Although your poodle can’t fight genetics, they can lead a healthy lifestyle in attempts at cancer prevention. Here is how you can better their odds of a cancer-free life:

  • Spay or Neuter your Poodle – many cancer percentages drop when your dog is fixed
  • Use Doggy Sunscreen – My Dog Nose It or similar products can be used to protect exposed areas of skin on your Poodle
  • Healthy Diet – Foods such as Castor & Pollux Organix Grain-Free Organic Small Breed or Vital Essentials Raw are both products that are free of artificial colors, flavors, and preservatives. They have quality ingredients without harmful fillers.
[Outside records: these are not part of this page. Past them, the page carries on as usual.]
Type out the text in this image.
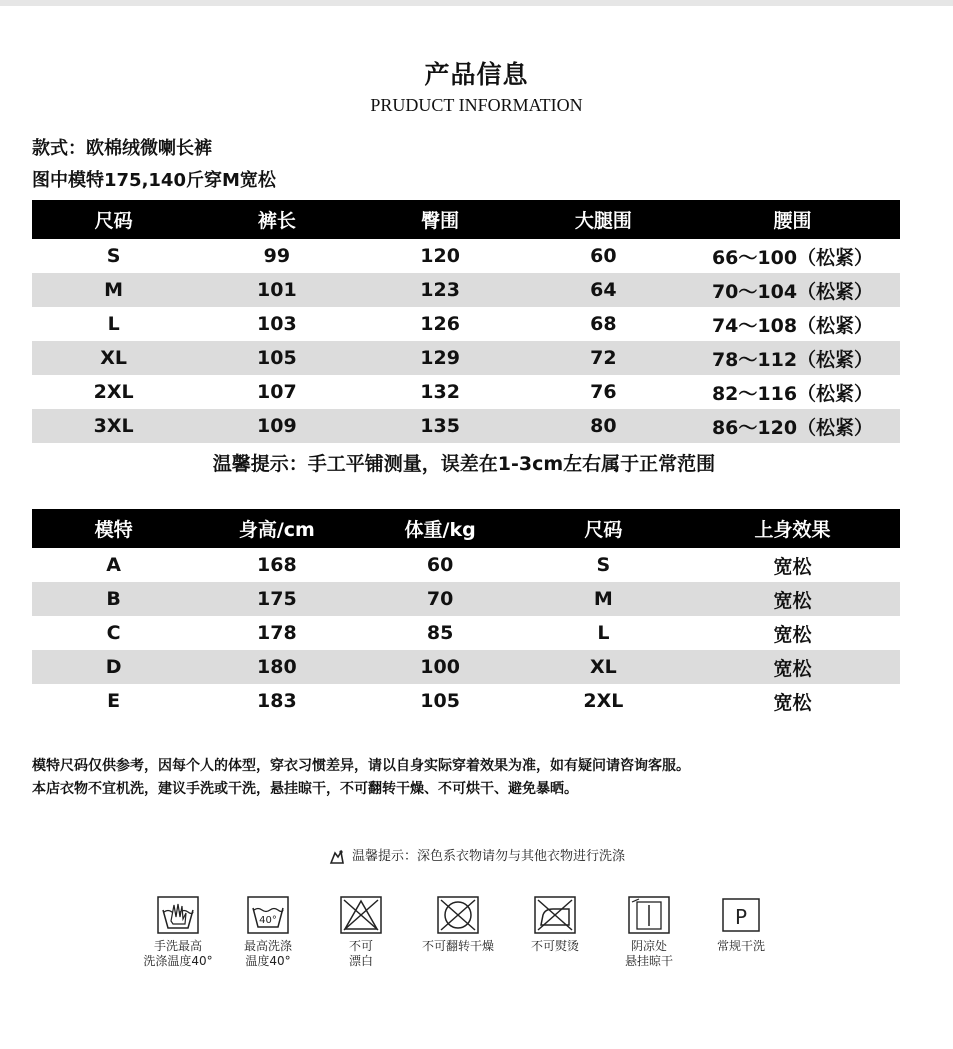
产品信息
PRUDUCT INFORMATION
款式：欧棉绒微喇长裤
图中模特175,140斤穿M宽松
尺码	裤长	臀围	大腿围	腰围
S	99	120	60	66～100（松紧）
M	101	123	64	70～104（松紧）
L	103	126	68	74～108（松紧）
XL	105	129	72	78～112（松紧）
2XL	107	132	76	82～116（松紧）
3XL	109	135	80	86～120（松紧）
温馨提示：手工平铺测量，误差在1-3cm左右属于正常范围
模特	身高/cm	体重/kg	尺码	上身效果
A	168	60	S	宽松
B	175	70	M	宽松
C	178	85	L	宽松
D	180	100	XL	宽松
E	183	105	2XL	宽松
模特尺码仅供参考，因每个人的体型，穿衣习惯差异，请以自身实际穿着效果为准，如有疑问请咨询客服。
本店衣物不宜机洗，建议手洗或干洗，悬挂晾干，不可翻转干燥、不可烘干、避免暴晒。
温馨提示：深色系衣物请勿与其他衣物进行洗涤
手洗最高
洗涤温度40°
40°
最高洗涤
温度40°
不可
漂白
不可翻转干燥	不可熨烫	阴凉处
悬挂晾干
P
常规干洗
There are quality foods on the market such as these that will give your poodle a healthy diet with no toxins.
  • Healthy Treats – Stella & Chewy’s Carnivore Treats are great treats with healthy ingredients. The less artificial ingredients, the better for their preventative health
  • Exercise – Chuckit Tennis Balls is just one of the many toys you can use to get your Poodle active and exercising. Keep fit is another way to work at preventing cancer in your dog.

Final Thoughts

Cancer is a word that scares us, whether it applies to ourselves or our loved poodle. However, if you have knowledge, and awareness around symptoms, then early detection should be helpful in treatment and care.

Along with knowing what symptoms to look for, there needs to be an awareness about prevention so you are able to do as much as you can to fight any genetic predisposition your Poodle may have for cancer.

Good preventative measures, along with early detection and treatment are crucial to your poodle living a long and happy life.